Cinzia, 'three missed planes' Dave, Anna, Markus, Moi, Brummie Tim (but he's behind the pole and you can't see him), Darren, Albrecht, Micha, Severien, Jan, Luc and Enrica. Siegi, who is expecting had long since offed to bed. To the right (and out of shot) is a bunch of loud-singing-glass breaking Norweigans who seemed to being singing an Arctic version of Bliss, the New Zealand drinking song. Ja-ja-ja-ja-jah-ja. Forget about the last one, get yourself another. So long as you have the deed to your house and a promise of your firstborn when you attempt to buy a round, that is.

By the time I managed to get round to presenting my paper the following day, and, with the belief that even though she hadn't got my desperate email for prayer that Jane would still have prayed in hindsight, it went really well. It was not really my goal but I seemed to make my audience laugh several times (try to remember, Richard, that this is a academic conference and not new-faces in Tromsø comedy scene) and I was complemented on my paper by several random people. Nice. And with that, a first multinational contingent made a dash for Tromsø airport (a surprising amount of flights - about a dozen 737s each day - come in to Tromsø each day, and most of them are full, which isn't bad for a city of 60,000). This time the group was comprised of myself, the two Italians girls, a Chinese man living in Holland, a Columbian living in Spain, and (you can't make this stuff up) an Ethiopian living in Norway.
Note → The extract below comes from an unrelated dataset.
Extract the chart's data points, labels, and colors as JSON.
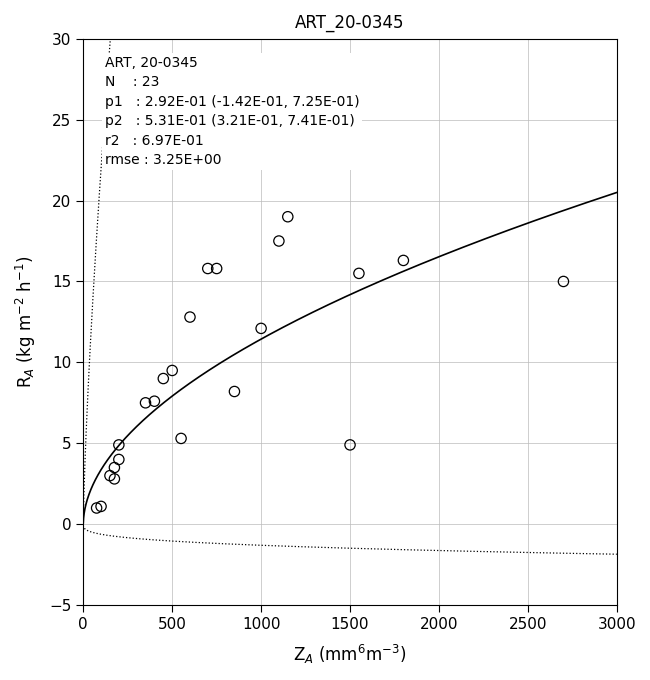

This group was a brilliant way to end the conference. We all sat at the airport and laughed some more.

By the time we landed at Oslo, it was down to just Cinzia, Enrica and myself, as we were all staying in Oslo that night. Despite it being 10.30pm, the three of us wandered the streets of Oslo to find food (no Scandanavian Airlines - budget or traditional - serve food for free to the Economy classes). This required dodging all the prostitutes that were on every street corner and offering a variety of goods and services to ageing Norwegian men. This just seemed desparately sad. Almost all of them were African women and it didn't take much to wonder at the pimps who no doubt ran them and the journey they must have taken to get to Oslo. With one last 'pint' I escorted the girls to their hotel (what a gentleman) and then ran the gauntlet back to mine.

Tromsø: what a fantastic place. Beautiful, but like any great place it is the people that make it so. Thanks to everybody who made it so, be they Belgian, Swedish, Dutch, Danish, Italian... or be they Jim, Matt, Tom, Jon or Jane who prayed for me, or a Canadian-Czech guy in the blogosphere who encouraged me. Life had been hard before I left. I'm not saying it isn't anymore, but I needed to have an experience like this.

Did I see the Northern Lights? Did I Bollocks.

1 comment:

Emma B said...

stunning. thanks rich. great to hear about a bigger world than i'm seeing right now. awesome pictures.